The affinity between the complexin-1 / ternary SNARE supercomplex and the binary (syntaxin-1A / SNAP-25A) SNARE complex is roughly three times weaker than that between complexin-1 and binary (syntaxin-1A / SNAP-25A) SNARE complex alone (Figure 6E and Materials and methods). We tested this interaction by mutations of complexin-1. The koff rate of the superclamp mutant of complexin-1 was ~1.5-fold slower (1.36 ± 0.06 s-1) than that of wildtype complexin-1, while the kon was ~1.5-fold faster (0.56 ± 0.06 μM-1s-1), resulting in KD = 2.42 ± 0.3 μM (Figure 6C–E). Thus, the complexin-1 superclamp mutant interacts with the binary SNARE complex with three-fold higher affinity than wildtype complexin-1. In contrast, binary SNARE complex binding events with the no-clamp mutant were very rare within our observation period of 100 s and, consequently, we were unable to determine a dissociation constant for the no-clamp mutant, consistent with the notion that it is the complexin-1 accessory domain that establishes the interaction with the binary SNARE complex in our experiment. As expected, the 4M mutant did not bind at all. In summary, the trans conformation of complexin-1 can bridge two SNARE complexes. At variance with this previous study involving partially truncated ternary SNARE complexes (Kümmel et al., 2011), our results now show that complexin-1 can also bridge a ternary SNARE complex and a binary SNARE complex.

Discussion

Proper assembly of SNARE complexe

Previous single molecule experiments indicated the presence of improperly assembled SNAREs, including antiparallel syntaxin-1A / synaptobrevin-2 subconfigurations, when mixed in the absence of other factors that assist proper SNARE complex formation (Weninger et al., 2003; Lou et al., 2015; Ryu et al., 2015). In some of these studies, the existence of antiparallel SNARE complex subconfigurations were directly probed by using antiparallel reporting FRET dye pairs (Weninger et al., 2003). SNARE complex was assembled and then purified, followed by reconstitution into liposomes, which were used to form supported lipid bilayers containing reconstituted SNARE complexes. Thus, surface adsorption effects could not have contributed to the observed antiparallel subconfigurations since the ternary SNARE complex was assembled in solution before reconstitution and surface tethering. An independent study (Ryu et al., 2015) also suggested the existence of antiparallel SNARE subconfigurations. Using label pairs attached to synaptobrevin-2 and SNAP-25A, a low smFRET efficiency state was observed, consistent with a subpopulation of antiparallel subconfigurations (Figure S4A and supplementary material pages 2–3 for the case without αSNAP in Ryu et al. 2015).
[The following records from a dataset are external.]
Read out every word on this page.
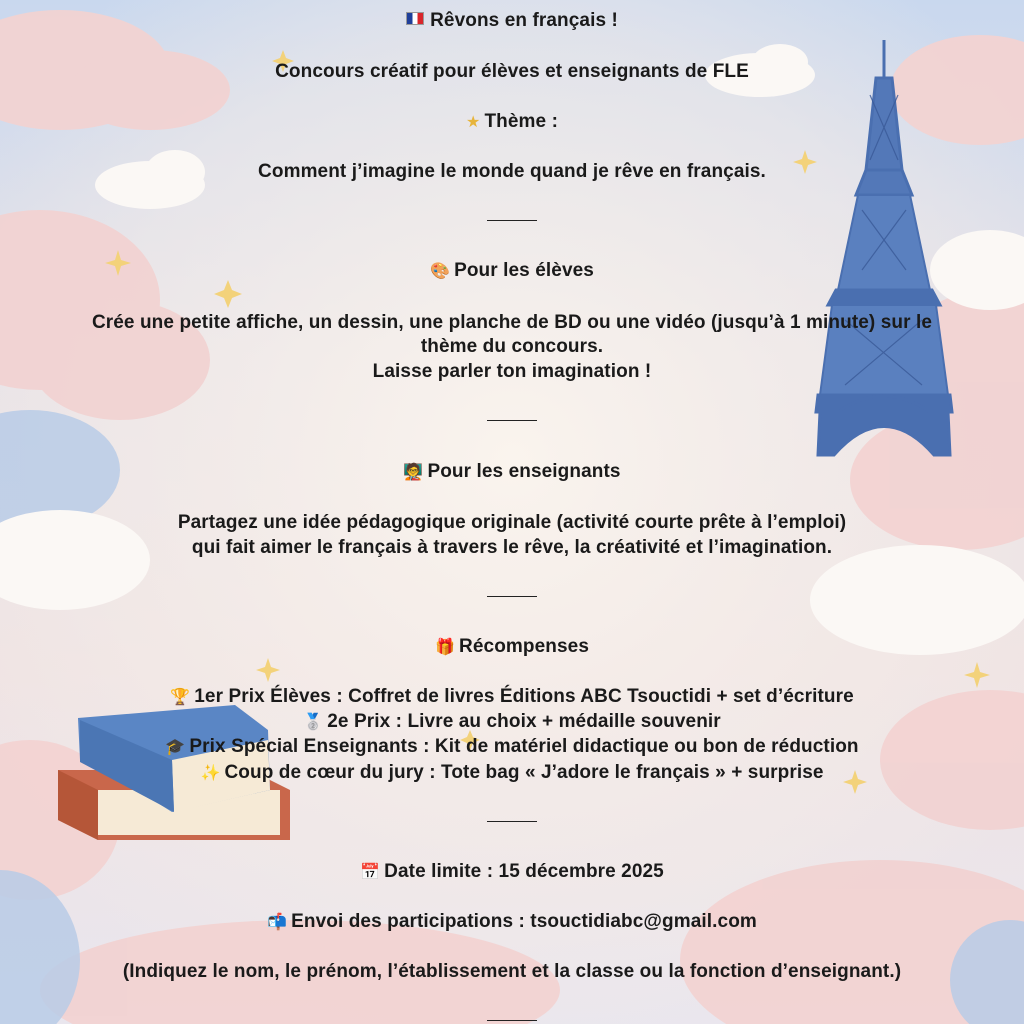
Rêvons en français !
Concours créatif pour élèves et enseignants de FLE
★ Thème :
Comment j’imagine le monde quand je rêve en français.
🎨 Pour les élèves
Crée une petite affiche, un dessin, une planche de BD ou une vidéo (jusqu’à 1 minute) sur le
thème du concours.
Laisse parler ton imagination !
🧑‍🏫 Pour les enseignants
Partagez une idée pédagogique originale (activité courte prête à l’emploi)
qui fait aimer le français à travers le rêve, la créativité et l’imagination.
🎁 Récompenses
🏆 1er Prix Élèves : Coffret de livres Éditions ABC Tsouctidi + set d’écriture
🥈 2e Prix : Livre au choix + médaille souvenir
🎓 Prix Spécial Enseignants : Kit de matériel didactique ou bon de réduction
✨ Coup de cœur du jury : Tote bag « J’adore le français » + surprise
📅 Date limite : 15 décembre 2025
📬 Envoi des participations : tsouctidiabc@gmail.com
(Indiquez le nom, le prénom, l’établissement et la classe ou la fonction d’enseignant.)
As previously described (Weninger et al., 2003), antiparallel syntaxin-1A / synaptobrevin-2 subconfigurations can be suppressed by extensive purification of the ternary SNARE complex, including an additional urea wash step. However, such a urea purification step would not be possible with SNAREs that are reconstituted in membranes. Our smFRET experiments indicate that the dN-SB method (Pobbati et al., 2006) also results in the proper parallel syntaxin-1A / synaptobrevin-2 subconfiguration within the ternary SNARE complex (Figure 2). Our results thus provide for an explanation of the dN-SB method. This method is related to an earlier report using a slightly different synaptobrevin fragment, the Vc peptide (Melia et al., 2002). There is independent evidence that improperly assembled SNAREs (including antiparallel subconfigurations) may be a feature of SNAREs in other contexts as well: for vacuolar fusion, proof-reading by the HOPS complex is essential for maximal fusogenic trans SNARE complex formation (Zick and Wickner, 2014). In any case, we used the dN-SB method for all subsequent smFRET studies in this work in order to ensure properly assembled SNARE complex.

Two conformations of complexin bound to SNARE complex

Previously it had been suggested that the accessory domain of complexin-1 blocks binding of the membrane-proximal C-terminal part of synaptobrevin-2, preventing full zippering of the SNARE complex (Giraudo et al., 2006, 2009), although subsequent experiments suggested that complexin-1 rather bridges partially assembled SNARE complexes (Kümmel et al., 2011). Our smFRET experiments now suggest that the accessory domain is involved in either interaction depending on the particular conformation of complexin-1 (Figure 3). By monitoring the position of the accessory domain with respect to the ternary SNARE complex, we found two major populations in the smFRET efficiency histograms. We note that ensemble averaging in previous FRET experiments probably masked the existence of the two populations (Krishnakumar et al., 2011; Cho et al., 2014). Our smFRET experiments have now resolved two conformations of complexin-1 that both exist when bound to full-length ternary SNARE complex. We ascribe the low and high FRET efficiency state to the trans and cis conformations of complexin-1, respectively. The superclamp mutant of complexin-1 slightly increases the population of the high FRET efficiency state, while the no-clamp mutant greatly decreases the population of the high FRET efficiency state (Figure 3C,D), suggesting that the accessory domain is important for the cis conformation of complexin-1.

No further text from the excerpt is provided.